私が見てきた中には、実は融資を受けなくても日々のキャッシュが回るような企業もあれば、現預金残高が減るのが怖くて売掛債権をファクタリングに回している企業もありました。
このような事例を見ると、本来発生させなくてもよい余計な利息費用を払っているということに他なりません。
では、このような利息費用の無駄払いがなぜ起こるかというと「資金繰り表」を作っていなかったという1点に集約されます。
つまり、月末の現預金残高が不明なので、借りなくてもよい借入を行ったり、高い手数料を払ってファクタリングを行うようになってしまうのです。
たった一つの資金繰り表を作るだけで、無駄な借入やファクタリングをなくして毎年数十万から数百万円の経常利益が改善するとしたら、お得だと思いませんか?
具体的に利息費用を削減する方法
ということで、ここからは合理的な借入から発生する利息を削減する方法についていくつか紹介していきたいと思います。
銀行融資に切り替える
まず大事なのが、借入の中でも最も利息が低くなる銀行融資に切り替えるということです。
世の中には多くの借入があります。
ノンバンク融資や融資型クラウドファンディングなどはどうしても利息が高くなりがちです。
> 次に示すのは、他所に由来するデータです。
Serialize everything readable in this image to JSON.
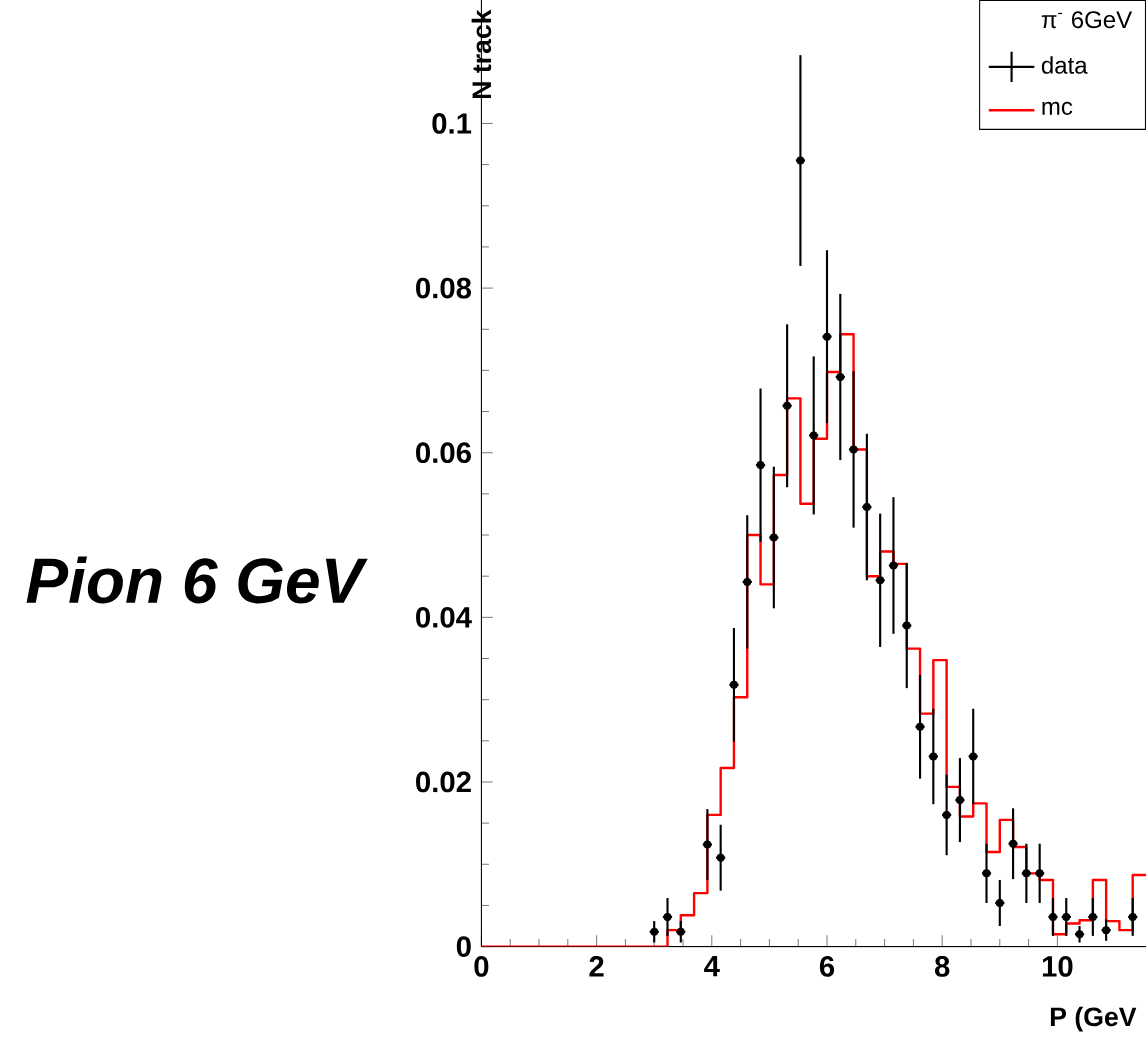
{
  "chart_data": {
    "type": "histogram",
    "title": "Pion 6 GeV",
    "xlabel": "P (GeV",
    "ylabel": "N track",
    "legend_title": "π$^{-}$ 6GeV",
    "legend": "top right",
    "xlim": [
      0,
      11.5385
    ],
    "ylim": [
      0,
      0.115
    ],
    "xticks": [
      0,
      2,
      4,
      6,
      8,
      10
    ],
    "yticks": [
      0,
      0.02,
      0.04,
      0.06,
      0.08,
      0.1
    ],
    "bins": [
      0,
      0.2308,
      0.4615,
      0.6923,
      0.9231,
      1.1538,
      1.3846,
      1.6154,
      1.8462,
      2.0769,
      2.3077,
      2.5385,
      2.7692,
      3.0,
      3.2308,
      3.4615,
      3.6923,
      3.9231,
      4.1538,
      4.3846,
      4.6154,
      4.8462,
      5.0769,
      5.3077,
      5.5385,
      5.7692,
      6.0,
      6.2308,
      6.4615,
      6.6923,
      6.9231,
      7.1538,
      7.3846,
      7.6154,
      7.8462,
      8.0769,
      8.3077,
      8.5385,
      8.7692,
      9.0,
      9.2308,
      9.4615,
      9.6923,
      9.9231,
      10.1538,
      10.3846,
      10.6154,
      10.8462,
      11.0769,
      11.3077,
      11.5385
    ],
    "series": [
      {
        "name": "data",
        "type": "scatter",
        "color": "#000000",
        "marker": "circle",
        "x": [
          3.0,
          3.2308,
          3.4615,
          3.9231,
          4.1538,
          4.3846,
          4.6154,
          4.8462,
          5.0769,
          5.3077,
          5.5385,
          5.7692,
          6.0,
          6.2308,
          6.4615,
          6.6923,
          6.9231,
          7.1538,
          7.3846,
          7.6154,
          7.8462,
          8.0769,
          8.3077,
          8.5385,
          8.7692,
          9.0,
          9.2308,
          9.4615,
          9.6923,
          9.9231,
          10.1538,
          10.3846,
          10.6154,
          10.8462,
          11.3077
        ],
        "values": [
          0.0018,
          0.0036,
          0.0018,
          0.0124,
          0.0108,
          0.0318,
          0.0443,
          0.0585,
          0.0497,
          0.0657,
          0.0955,
          0.0621,
          0.0741,
          0.0692,
          0.0604,
          0.0534,
          0.0445,
          0.0463,
          0.039,
          0.0267,
          0.0231,
          0.016,
          0.0178,
          0.0231,
          0.0089,
          0.0053,
          0.0125,
          0.0089,
          0.0089,
          0.0036,
          0.0036,
          0.0015,
          0.0036,
          0.002,
          0.0036
        ],
        "errors": [
          0.0013,
          0.0023,
          0.0013,
          0.0043,
          0.004,
          0.0069,
          0.0081,
          0.0093,
          0.0086,
          0.0099,
          0.0128,
          0.0096,
          0.0105,
          0.0101,
          0.0095,
          0.0089,
          0.0081,
          0.0083,
          0.0076,
          0.0063,
          0.0058,
          0.0049,
          0.0051,
          0.0058,
          0.0036,
          0.0028,
          0.0043,
          0.0036,
          0.0036,
          0.0023,
          0.0023,
          0.001,
          0.0023,
          0.0013,
          0.0023
        ],
        "xerrors": [
          0.08,
          0.08,
          0.08,
          0.08,
          0.08,
          0.08,
          0.08,
          0.08,
          0.08,
          0.08,
          0.08,
          0.08,
          0.08,
          0.08,
          0.08,
          0.08,
          0.08,
          0.08,
          0.08,
          0.08,
          0.08,
          0.08,
          0.08,
          0.08,
          0.08,
          0.08,
          0.08,
          0.08,
          0.08,
          0.08,
          0.08,
          0.08,
          0.08,
          0.08,
          0.08
        ]
      },
      {
        "name": "mc",
        "color": "#ff0000",
        "values": [
          0,
          0,
          0,
          0,
          0,
          0,
          0,
          0,
          0,
          0,
          0,
          0,
          0,
          0,
          0.002,
          0.0038,
          0.0065,
          0.016,
          0.0217,
          0.0303,
          0.05,
          0.044,
          0.0573,
          0.0666,
          0.0538,
          0.0617,
          0.0698,
          0.0744,
          0.0604,
          0.045,
          0.048,
          0.0465,
          0.0362,
          0.0283,
          0.0348,
          0.0194,
          0.0158,
          0.0174,
          0.0115,
          0.0154,
          0.0121,
          0.0089,
          0.0081,
          0.0015,
          0.0028,
          0.0032,
          0.0081,
          0.0031,
          0.002,
          0.0087
        ]
      }
    ]
  }
}
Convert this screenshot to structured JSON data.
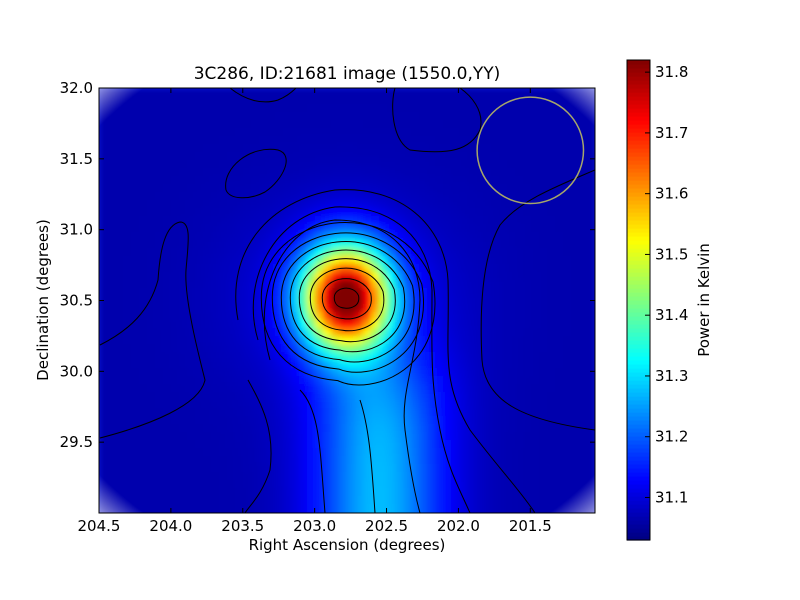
{
  "chart_data": {
    "type": "heatmap",
    "title": "3C286, ID:21681 image (1550.0,YY)",
    "xlabel": "Right Ascension (degrees)",
    "ylabel": "Declination (degrees)",
    "colorbar_label": "Power in Kelvin",
    "xlim": [
      204.5,
      201.05
    ],
    "ylim": [
      29.0,
      32.0
    ],
    "x_ticks": [
      204.5,
      204.0,
      203.5,
      203.0,
      202.5,
      202.0,
      201.5
    ],
    "x_tick_labels": [
      "204.5",
      "204.0",
      "203.5",
      "203.0",
      "202.5",
      "202.0",
      "201.5"
    ],
    "y_ticks": [
      29.5,
      30.0,
      30.5,
      31.0,
      31.5,
      32.0
    ],
    "y_tick_labels": [
      "29.5",
      "30.0",
      "30.5",
      "31.0",
      "31.5",
      "32.0"
    ],
    "colorbar_range": [
      31.03,
      31.82
    ],
    "colorbar_ticks": [
      31.1,
      31.2,
      31.3,
      31.4,
      31.5,
      31.6,
      31.7,
      31.8
    ],
    "colorbar_tick_labels": [
      "31.1",
      "31.2",
      "31.3",
      "31.4",
      "31.5",
      "31.6",
      "31.7",
      "31.8"
    ],
    "colormap": "jet",
    "peak": {
      "ra": 202.78,
      "dec": 30.52,
      "value": 31.82
    },
    "beam_circle": {
      "ra": 201.5,
      "dec": 31.56,
      "radius_deg": 0.37,
      "color": "#a6a66a"
    },
    "contours": "black",
    "grid": false
  }
}
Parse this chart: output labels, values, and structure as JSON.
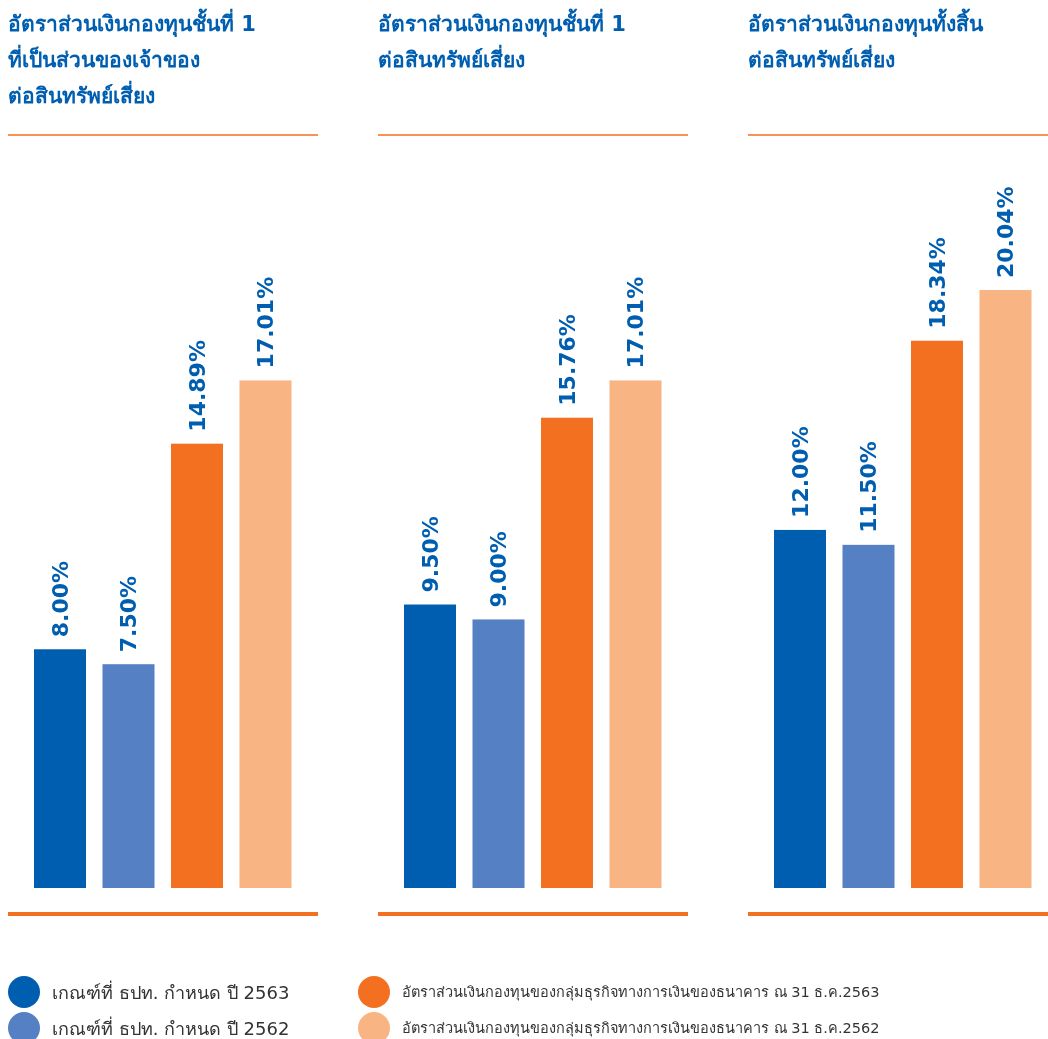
{
  "chart_data": [
    {
      "type": "bar",
      "title": "อัตราส่วนเงินกองทุนชั้นที่ 1\nที่เป็นส่วนของเจ้าของ\nต่อสินทรัพย์เสี่ยง",
      "categories": [
        null
      ],
      "legend": "bottom",
      "series": [
        {
          "name": "เกณฑ์ที่ ธปท. กำหนด ปี 2563",
          "color": "#005eb0",
          "values": [
            8.0
          ],
          "value_labels": [
            "8.00%"
          ]
        },
        {
          "name": "เกณฑ์ที่ ธปท. กำหนด ปี 2562",
          "color": "#5580c4",
          "values": [
            7.5
          ],
          "value_labels": [
            "7.50%"
          ]
        },
        {
          "name": "อัตราส่วนเงินกองทุนของกลุ่มธุรกิจทางการเงินของธนาคาร ณ 31 ธ.ค.2563",
          "color": "#f37021",
          "values": [
            14.89
          ],
          "value_labels": [
            "14.89%"
          ]
        },
        {
          "name": "อัตราส่วนเงินกองทุนของกลุ่มธุรกิจทางการเงินของธนาคาร ณ 31 ธ.ค.2562",
          "color": "#f8b483",
          "values": [
            17.01
          ],
          "value_labels": [
            "17.01%"
          ]
        }
      ]
    },
    {
      "type": "bar",
      "title": "อัตราส่วนเงินกองทุนชั้นที่ 1\nต่อสินทรัพย์เสี่ยง",
      "categories": [
        null
      ],
      "series": [
        {
          "color": "#005eb0",
          "values": [
            9.5
          ],
          "value_labels": [
            "9.50%"
          ]
        },
        {
          "color": "#5580c4",
          "values": [
            9.0
          ],
          "value_labels": [
            "9.00%"
          ]
        },
        {
          "color": "#f37021",
          "values": [
            15.76
          ],
          "value_labels": [
            "15.76%"
          ]
        },
        {
          "color": "#f8b483",
          "values": [
            17.01
          ],
          "value_labels": [
            "17.01%"
          ]
        }
      ]
    },
    {
      "type": "bar",
      "title": "อัตราส่วนเงินกองทุนทั้งสิ้น\nต่อสินทรัพย์เสี่ยง",
      "categories": [
        null
      ],
      "series": [
        {
          "color": "#005eb0",
          "values": [
            12.0
          ],
          "value_labels": [
            "12.00%"
          ]
        },
        {
          "color": "#5580c4",
          "values": [
            11.5
          ],
          "value_labels": [
            "11.50%"
          ]
        },
        {
          "color": "#f37021",
          "values": [
            18.34
          ],
          "value_labels": [
            "18.34%"
          ]
        },
        {
          "color": "#f8b483",
          "values": [
            20.04
          ],
          "value_labels": [
            "20.04%"
          ]
        }
      ]
    }
  ]
}
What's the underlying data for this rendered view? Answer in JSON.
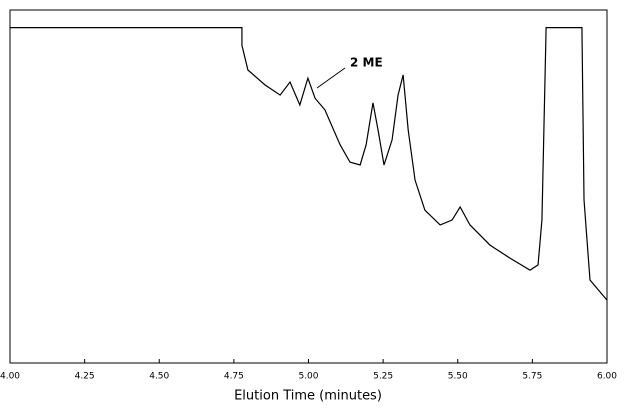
{
  "chart_data": {
    "type": "line",
    "x_label": "Elution Time (minutes)",
    "annotation": "2 ME",
    "x": [
      4.0,
      4.777,
      4.777,
      4.797,
      4.854,
      4.905,
      4.938,
      4.971,
      4.998,
      5.022,
      5.055,
      5.106,
      5.139,
      5.173,
      5.193,
      5.216,
      5.233,
      5.253,
      5.28,
      5.3,
      5.317,
      5.334,
      5.357,
      5.39,
      5.441,
      5.481,
      5.508,
      5.541,
      5.608,
      5.675,
      5.742,
      5.769,
      5.782,
      5.796,
      5.916,
      5.923,
      5.943,
      5.977,
      6.0
    ],
    "values": [
      95,
      95,
      90,
      83,
      78.8,
      75.9,
      79.6,
      73.1,
      80.7,
      75,
      71.7,
      61.8,
      56.9,
      56.1,
      61.8,
      73.7,
      66,
      56.1,
      63.2,
      75.9,
      81.6,
      66,
      51.8,
      43.3,
      39.1,
      40.5,
      44.2,
      39.1,
      33.4,
      29.7,
      26.3,
      27.8,
      40.5,
      95,
      95,
      46.2,
      23.5,
      20.1,
      17.8
    ],
    "color": "#000000",
    "xlim": [
      4,
      6
    ],
    "ylim": [
      0,
      100
    ],
    "xticks": [
      {
        "value": 4,
        "label": "4.00"
      },
      4.25,
      {
        "value": 4.5,
        "label": "4.50"
      },
      4.75,
      {
        "value": 5,
        "label": "5.00"
      },
      5.25,
      {
        "value": 5.5,
        "label": "5.50"
      },
      5.75,
      {
        "value": 6,
        "label": "6.00"
      }
    ]
  }
}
また、ファクタリングも手数料の中に隠れてしまっていますが、(特に2社間)ファクタリングはかなり高額な利息を取られてしまいます。
これらを銀行融資に切り替えるだけでも、年に数十万から数百万円の利息削減効果が望めます。
問題はどのようにして銀行融資に切り替えるということですが、こちらはちょっとしたテクニックが必要です。
というのも、銀行は貸したお金で利息の高い借入を返済されてしまうことを極度に嫌がるからですね。
制度融資を活用する
銀行融資を使えるようになったら、今度は地方自治体が推進している「制度融資」を活用してみましょう。
制度融資とは、地方自治体が利息や信用保証料の一部または全部を補助してくれる融資制度のことを言います。
この制度融資を使うことで利率が極限まで下がったり、信用保証料がタダになることもしばしばあります。
例えば、弊社は東京都中央区の制度融資を使っていますが、利率は0.1%、信用保証料は全額補助してもらっています。
制度融資は金額に上限がありますが、自治体が銀行に補助することで御社としても銀行としても悪くない話なので、どんどん使っていきましょう。
銀行と交渉する
最後に銀行と交渉して利率を下げるという手法があります。
この方法は銀行の収益が直接下がることになってしまうので、やり方にはいくつか留意点があります。
一つ目はタイミングです。
何もないタイミングでいきなり利率を下げてくれと言われても、銀行側にそのようなインセンティブは一切湧きません。
なので、銀行側がある程度得するイメージが湧くタイミングで交渉するようにしましょう。
例えば、以下があります。
・決算書の内容が良くなったタイミング
・追加融資を受けるタイミング
また、他行の融資提案書をちらつかせて既存行に金利引き下げを迫る方法もあります。
確かに比較対象ができて有効ではあるのですが、この方法が使えるのは既存行が御社と取引を継続したいと考えているときのみです。
既存行にとって御社の評価が低い場合「だったら他行で借りてください」と言われかねないです。
なので。他の銀行と比較する手法はあくまでこちらの立場が強い場合に限定される、ということは覚えておいて損はないです。